Yang menarik, arah hadap rumah di Kampung Naga selalu menghadap ke utara atau ke sebelah selatan dengan memanjang kearah barat-timur.
Peneliti budaya Sunda, Nandang Rusnandar mengatakan arah rumah seperti itu dipilih sejalan dengan alurnya matahari, terbit di timur dan terbenam di barat.
Warga Kampung Naga sangat mengenal istilah “Pareum Obor” yang diterjemahkan secara singkat menjadi matinya penerangan.
Hal ini terkait dengan peristiwa hilangnya sejarah Kampung Naga, yang membuat warga di sana tidak bisa mengetahui asal-usulnya.
Hilangnya sejarah Kampung Naga disebabkan oleh terbakarnya arsip/sejarah saat kampung ini dibakar oleh Organisasi DI/TII Kartosoewiryo.

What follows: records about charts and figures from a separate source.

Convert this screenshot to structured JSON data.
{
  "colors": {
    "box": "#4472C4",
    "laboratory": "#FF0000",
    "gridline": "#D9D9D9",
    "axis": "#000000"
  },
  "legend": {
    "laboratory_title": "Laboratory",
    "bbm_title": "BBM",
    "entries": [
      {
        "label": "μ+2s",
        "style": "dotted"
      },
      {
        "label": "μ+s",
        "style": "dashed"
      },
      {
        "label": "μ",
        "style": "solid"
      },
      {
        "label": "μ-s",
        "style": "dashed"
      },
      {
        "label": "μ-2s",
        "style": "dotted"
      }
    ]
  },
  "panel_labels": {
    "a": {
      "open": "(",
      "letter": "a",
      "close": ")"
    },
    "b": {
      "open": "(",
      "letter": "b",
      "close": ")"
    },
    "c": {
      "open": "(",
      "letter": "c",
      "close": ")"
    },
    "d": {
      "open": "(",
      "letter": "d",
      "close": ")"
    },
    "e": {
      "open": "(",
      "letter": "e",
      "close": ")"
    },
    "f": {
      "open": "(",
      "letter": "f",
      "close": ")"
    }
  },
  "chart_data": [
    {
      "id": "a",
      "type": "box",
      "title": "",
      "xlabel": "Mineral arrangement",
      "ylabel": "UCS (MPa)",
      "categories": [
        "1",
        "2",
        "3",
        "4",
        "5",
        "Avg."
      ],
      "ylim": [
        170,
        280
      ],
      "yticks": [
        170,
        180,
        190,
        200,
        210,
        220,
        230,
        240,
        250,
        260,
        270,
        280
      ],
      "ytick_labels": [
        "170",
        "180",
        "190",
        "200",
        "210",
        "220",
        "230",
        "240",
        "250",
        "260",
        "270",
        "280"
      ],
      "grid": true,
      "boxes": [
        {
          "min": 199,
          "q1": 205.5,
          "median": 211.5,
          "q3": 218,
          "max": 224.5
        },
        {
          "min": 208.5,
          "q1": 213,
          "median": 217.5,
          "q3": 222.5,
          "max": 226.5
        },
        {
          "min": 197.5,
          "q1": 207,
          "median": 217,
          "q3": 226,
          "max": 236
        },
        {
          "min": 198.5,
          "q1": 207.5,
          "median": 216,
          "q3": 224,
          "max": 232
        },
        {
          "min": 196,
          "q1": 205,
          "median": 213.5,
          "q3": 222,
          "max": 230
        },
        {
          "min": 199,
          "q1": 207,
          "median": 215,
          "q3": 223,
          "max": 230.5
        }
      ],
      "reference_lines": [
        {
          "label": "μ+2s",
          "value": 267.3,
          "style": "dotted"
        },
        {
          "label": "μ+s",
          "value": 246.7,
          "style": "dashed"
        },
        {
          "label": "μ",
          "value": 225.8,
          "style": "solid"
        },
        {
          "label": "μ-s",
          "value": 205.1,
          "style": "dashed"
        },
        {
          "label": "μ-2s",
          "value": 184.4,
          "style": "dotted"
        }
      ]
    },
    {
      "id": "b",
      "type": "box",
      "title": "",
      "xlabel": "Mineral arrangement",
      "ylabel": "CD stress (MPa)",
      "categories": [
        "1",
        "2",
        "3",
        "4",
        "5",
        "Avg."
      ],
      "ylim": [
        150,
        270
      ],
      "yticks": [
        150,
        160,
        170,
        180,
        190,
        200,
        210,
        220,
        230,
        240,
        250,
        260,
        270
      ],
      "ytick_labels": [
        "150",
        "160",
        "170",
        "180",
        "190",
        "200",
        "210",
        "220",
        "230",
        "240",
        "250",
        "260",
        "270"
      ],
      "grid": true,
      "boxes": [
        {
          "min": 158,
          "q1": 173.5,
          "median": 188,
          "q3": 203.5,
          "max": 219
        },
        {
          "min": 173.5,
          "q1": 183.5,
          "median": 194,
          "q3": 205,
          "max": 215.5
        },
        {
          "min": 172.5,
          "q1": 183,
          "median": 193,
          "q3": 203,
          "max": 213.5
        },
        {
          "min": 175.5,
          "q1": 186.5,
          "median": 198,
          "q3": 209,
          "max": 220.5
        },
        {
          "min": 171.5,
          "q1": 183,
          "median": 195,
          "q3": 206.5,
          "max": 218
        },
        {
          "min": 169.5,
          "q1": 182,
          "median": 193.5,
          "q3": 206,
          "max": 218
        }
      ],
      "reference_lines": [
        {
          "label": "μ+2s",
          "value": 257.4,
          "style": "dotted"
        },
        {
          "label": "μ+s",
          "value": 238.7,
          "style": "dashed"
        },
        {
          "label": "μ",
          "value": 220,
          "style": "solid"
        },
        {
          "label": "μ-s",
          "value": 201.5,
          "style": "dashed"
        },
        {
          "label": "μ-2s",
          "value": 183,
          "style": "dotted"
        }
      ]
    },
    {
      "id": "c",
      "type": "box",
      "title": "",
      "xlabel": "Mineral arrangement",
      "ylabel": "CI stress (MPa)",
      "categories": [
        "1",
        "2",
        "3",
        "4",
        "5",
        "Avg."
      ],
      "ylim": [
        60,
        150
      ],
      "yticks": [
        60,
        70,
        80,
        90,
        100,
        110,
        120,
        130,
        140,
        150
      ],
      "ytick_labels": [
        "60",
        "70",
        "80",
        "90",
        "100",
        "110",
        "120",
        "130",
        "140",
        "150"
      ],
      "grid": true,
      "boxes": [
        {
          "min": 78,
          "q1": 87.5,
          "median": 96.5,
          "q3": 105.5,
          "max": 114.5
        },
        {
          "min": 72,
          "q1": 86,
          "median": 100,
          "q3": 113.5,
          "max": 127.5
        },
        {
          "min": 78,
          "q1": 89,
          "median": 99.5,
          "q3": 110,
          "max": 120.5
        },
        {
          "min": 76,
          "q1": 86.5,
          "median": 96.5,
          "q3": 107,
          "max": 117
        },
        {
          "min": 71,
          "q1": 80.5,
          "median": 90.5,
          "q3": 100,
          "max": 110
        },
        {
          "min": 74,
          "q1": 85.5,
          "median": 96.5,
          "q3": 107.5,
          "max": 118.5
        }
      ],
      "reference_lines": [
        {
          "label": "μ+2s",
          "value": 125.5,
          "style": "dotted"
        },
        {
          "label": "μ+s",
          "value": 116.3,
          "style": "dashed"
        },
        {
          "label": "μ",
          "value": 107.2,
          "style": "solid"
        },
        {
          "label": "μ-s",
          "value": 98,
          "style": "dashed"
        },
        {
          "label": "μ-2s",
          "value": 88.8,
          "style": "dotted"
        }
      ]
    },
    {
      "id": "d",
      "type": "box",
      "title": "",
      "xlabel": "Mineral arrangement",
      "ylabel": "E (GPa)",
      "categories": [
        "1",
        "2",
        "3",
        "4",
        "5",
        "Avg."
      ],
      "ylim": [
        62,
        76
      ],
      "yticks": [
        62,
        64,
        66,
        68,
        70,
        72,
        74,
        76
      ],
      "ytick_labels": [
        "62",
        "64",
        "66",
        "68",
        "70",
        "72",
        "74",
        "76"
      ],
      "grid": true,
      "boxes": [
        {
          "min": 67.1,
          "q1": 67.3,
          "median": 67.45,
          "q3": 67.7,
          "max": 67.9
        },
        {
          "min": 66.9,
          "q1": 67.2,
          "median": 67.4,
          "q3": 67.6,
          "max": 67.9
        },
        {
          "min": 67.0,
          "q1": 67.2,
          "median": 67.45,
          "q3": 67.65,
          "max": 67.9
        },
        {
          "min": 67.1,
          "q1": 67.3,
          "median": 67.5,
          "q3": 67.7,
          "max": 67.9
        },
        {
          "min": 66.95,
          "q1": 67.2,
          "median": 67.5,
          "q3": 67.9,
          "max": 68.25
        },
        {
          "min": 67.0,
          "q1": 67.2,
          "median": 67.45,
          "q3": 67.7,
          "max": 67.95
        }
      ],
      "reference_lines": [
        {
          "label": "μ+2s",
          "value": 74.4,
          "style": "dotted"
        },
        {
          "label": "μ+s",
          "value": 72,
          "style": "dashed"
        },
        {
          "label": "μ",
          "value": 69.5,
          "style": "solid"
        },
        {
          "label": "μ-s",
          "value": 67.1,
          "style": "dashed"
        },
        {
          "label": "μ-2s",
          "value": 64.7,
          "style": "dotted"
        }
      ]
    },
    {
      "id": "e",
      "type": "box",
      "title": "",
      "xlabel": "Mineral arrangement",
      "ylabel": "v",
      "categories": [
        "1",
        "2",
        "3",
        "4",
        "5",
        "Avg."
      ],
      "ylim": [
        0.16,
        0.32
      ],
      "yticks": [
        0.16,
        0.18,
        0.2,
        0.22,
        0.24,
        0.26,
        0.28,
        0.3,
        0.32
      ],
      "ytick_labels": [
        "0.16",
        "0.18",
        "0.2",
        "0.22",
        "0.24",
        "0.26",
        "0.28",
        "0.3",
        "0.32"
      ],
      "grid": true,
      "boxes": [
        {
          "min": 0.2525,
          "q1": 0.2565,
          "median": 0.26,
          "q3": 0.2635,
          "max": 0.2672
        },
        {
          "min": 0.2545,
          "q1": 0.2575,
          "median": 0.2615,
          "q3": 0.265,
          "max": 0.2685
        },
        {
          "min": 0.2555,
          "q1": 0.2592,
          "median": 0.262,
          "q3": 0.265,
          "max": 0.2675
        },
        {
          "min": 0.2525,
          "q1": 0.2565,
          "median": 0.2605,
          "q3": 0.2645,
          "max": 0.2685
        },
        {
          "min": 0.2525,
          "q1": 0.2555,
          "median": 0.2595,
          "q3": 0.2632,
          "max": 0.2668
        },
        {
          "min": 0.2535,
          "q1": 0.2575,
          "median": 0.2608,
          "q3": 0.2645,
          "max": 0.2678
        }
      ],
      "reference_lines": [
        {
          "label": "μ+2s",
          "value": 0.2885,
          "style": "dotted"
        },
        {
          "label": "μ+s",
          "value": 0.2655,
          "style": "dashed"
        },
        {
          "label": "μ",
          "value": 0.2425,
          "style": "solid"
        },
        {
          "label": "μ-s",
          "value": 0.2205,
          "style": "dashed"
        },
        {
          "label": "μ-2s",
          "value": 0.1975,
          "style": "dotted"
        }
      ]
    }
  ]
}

Pada saat itu, Kampung Naga ebih mendukung Soekarno dan kurang berminat dengan niat DI/TII yang ingin mewujudkan negara Islam di Indonesia.
Hingga pada tahun 1965, DI/TII membumihanguskan perkampungan tersebut karena tak kunjung mendapat simpati warga.
Ada sebuah sejarah Kampung Naga yang diceritakan pada masa kewalian Sunan Gunung Jati.
Seseorang abdinya yang bernama Singaparana ditugasi untuk menyebarkan agama Islam ke sebelah Barat.
Setelah perjalanan jauh, sampailah ia ke daerah Neglasari yang sekarang menjadi Desa Neglasari.
Di tempat ini sang abdi bersemedi dan mendapat petunjuk, bahwa ia harus mendiami satu tempat yang sekarang disebut Kampung Naga.
Tak heran juka akhirnya Embah Dalem Eyang Singaparna menjadi nenek moyang orang Kampung Naga (Sa-Naga) yang menurunkan keturunan dan adat istiadat Naga.
Hal ini dibuktikan dengan keberadaan makam Embah Dalem Eyang Singaparna diwilayah hutan sebelah barat Kampung Naga.